# Partial derivatives, rough introduction

Summary

• $$f$$ is a real-valued function of two real variables , $$c$$
• The partial derivative of $$f$$ with respect to $$x$$ , denoted by $$f'_x\left( x,y \right)$$ , can be calculated as the ordinary derivative of $$f$$ as a function of $$x$$ while temporarily treating $$y$$ as a constant.
• The partial derivative of $$f$$ with respect to $$y$$ , denoted by $$f'_y\left( x,y \right)$$ , can be calculated as the ordinary derivative of $$f$$ as a function of $$y$$ while temporarily treating $$x$$ as a constant.
• Example: $$f\left( x,y \right)=x^2y^2$$
• $$f'_x\left( x,y \right)=2xy^2$$
• $$f'_y\left( x,y \right)=2x^2y$$
• Alternative notation for $$f'_x\left( x,y \right)$$ :

$\frac{∂f\left( x,y \right)}{∂x} \; \mathrm{or} \; \frac{∂}{∂x}f\left( x,y \right) \; \mathrm{or} \; \frac{∂z}{∂x}$

• Alternative notation for $$f'_y\left( x,y \right)$$ :

$\frac{∂f\left( x,y \right)}{∂y} \; \mathrm{or} \; \frac{∂}{∂y}f\left( x,y \right) \; \mathrm{or} \; \frac{∂z}{∂y}$

• $$z=f\left( x,y \right)$$ and $$y$$ is constant ( $$Δy=0$$ ).

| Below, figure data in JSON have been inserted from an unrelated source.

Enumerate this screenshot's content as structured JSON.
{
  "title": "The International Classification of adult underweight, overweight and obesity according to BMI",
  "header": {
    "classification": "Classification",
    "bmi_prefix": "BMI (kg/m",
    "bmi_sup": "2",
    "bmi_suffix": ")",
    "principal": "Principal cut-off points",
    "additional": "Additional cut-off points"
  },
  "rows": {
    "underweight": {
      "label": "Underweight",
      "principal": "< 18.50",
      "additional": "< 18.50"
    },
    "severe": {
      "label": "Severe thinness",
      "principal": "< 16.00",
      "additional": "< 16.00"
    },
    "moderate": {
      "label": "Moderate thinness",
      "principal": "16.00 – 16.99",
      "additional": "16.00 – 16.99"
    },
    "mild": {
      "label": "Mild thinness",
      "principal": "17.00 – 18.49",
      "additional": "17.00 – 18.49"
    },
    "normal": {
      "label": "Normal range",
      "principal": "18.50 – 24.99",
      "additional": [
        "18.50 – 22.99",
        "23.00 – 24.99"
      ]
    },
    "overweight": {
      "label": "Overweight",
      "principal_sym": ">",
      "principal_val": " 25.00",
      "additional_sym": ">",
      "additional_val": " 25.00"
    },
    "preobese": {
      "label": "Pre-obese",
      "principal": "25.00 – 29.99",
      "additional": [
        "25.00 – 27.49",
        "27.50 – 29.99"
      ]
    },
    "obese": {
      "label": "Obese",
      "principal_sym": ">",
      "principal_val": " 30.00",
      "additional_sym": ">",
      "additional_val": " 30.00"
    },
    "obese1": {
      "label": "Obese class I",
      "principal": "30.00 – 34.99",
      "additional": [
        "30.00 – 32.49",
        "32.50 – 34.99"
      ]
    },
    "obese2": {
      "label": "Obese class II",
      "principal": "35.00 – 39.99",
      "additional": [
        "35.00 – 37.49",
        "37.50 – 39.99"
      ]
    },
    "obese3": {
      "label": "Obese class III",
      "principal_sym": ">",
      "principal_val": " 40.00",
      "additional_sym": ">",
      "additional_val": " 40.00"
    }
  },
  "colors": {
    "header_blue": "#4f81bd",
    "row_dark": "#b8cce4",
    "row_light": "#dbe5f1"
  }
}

If $$x$$ increases by a small value $$Δx$$ then $$z$$ will increase by approximately

$Δz≈f'_x\left( x,y \right)Δx$

• $$f'_x\left( x,y \right)$$ is the approximate increase in $$z$$ if $$x$$ increases by 1 unit while $$y$$ is held constant.
• $$z=f\left( x,y \right)$$ and $$x$$ is constant ( $$Δx=0$$ ). If $$y$$ increases by a small value $$Δy$$ then $$z$$ will increase by approximately

$Δz≈f'_y\left( x,y \right)Δy$

• $$f'_y\left( x,y \right)$$ is the approximate increase in $$z$$ if $$y$$ increases by 1 unit while $$x$$ is held constant.
• $$z=f\left( x,y \right)$$ . If $$x$$ increases by a small value $$Δx$$ and $$y$$ increases by a small value $$Δy$$ then $$z$$ will increase by approximately

$Δz≈f'_x\left( x,y \right)Δx+f'_y\left( x,y \right)Δy$

• Second partial derivatives:
• The partial derivative of $$f'_x\left( x,y \right)$$ with respect to $$x$$ is denoted by $$f_{xx}^{''}\left( x,y \right)$$ or

$\frac{∂^2f\left( x,y \right)}{∂x^2}$

• The partial derivative of $$f'_x\left( x,y \right)$$ with respect to $$y$$ is denoted by $$f_{xy}^{''}\left( x,y \right)$$ or

$\frac{∂^2f\left( x,y \right)}{∂x∂y}$

• The partial derivative of $$f'_y\left( x,y \right)$$ with respect to $$x$$ is denoted by $$f_{yx}^{''}\left( x,y \right)$$ or

$\frac{∂^2f\left( x,y \right)}{∂y∂x}$

• The partial derivative of $$f'_y\left( x,y \right)$$ with respect to $$y$$ is denoted by $$f_{yy}^{''}\left( x,y \right)$$ or

$\frac{∂^2f\left( x,y \right)}{∂y^2}$

• If $$f$$ is a smooth function then the mixed partial derivatives are equal, $$f_{xy}^{''}\left( x,y \right)=f_{yx}^{''}\left( x,y \right)$$ , or,

$\frac{∂^2f\left( x,y \right)}{∂x∂y}= \frac{∂^2f\left( x,y \right)}{∂y∂x}$

• This is called the Young's theorem (or the Clairaut's theorem or the equality of mixed partials).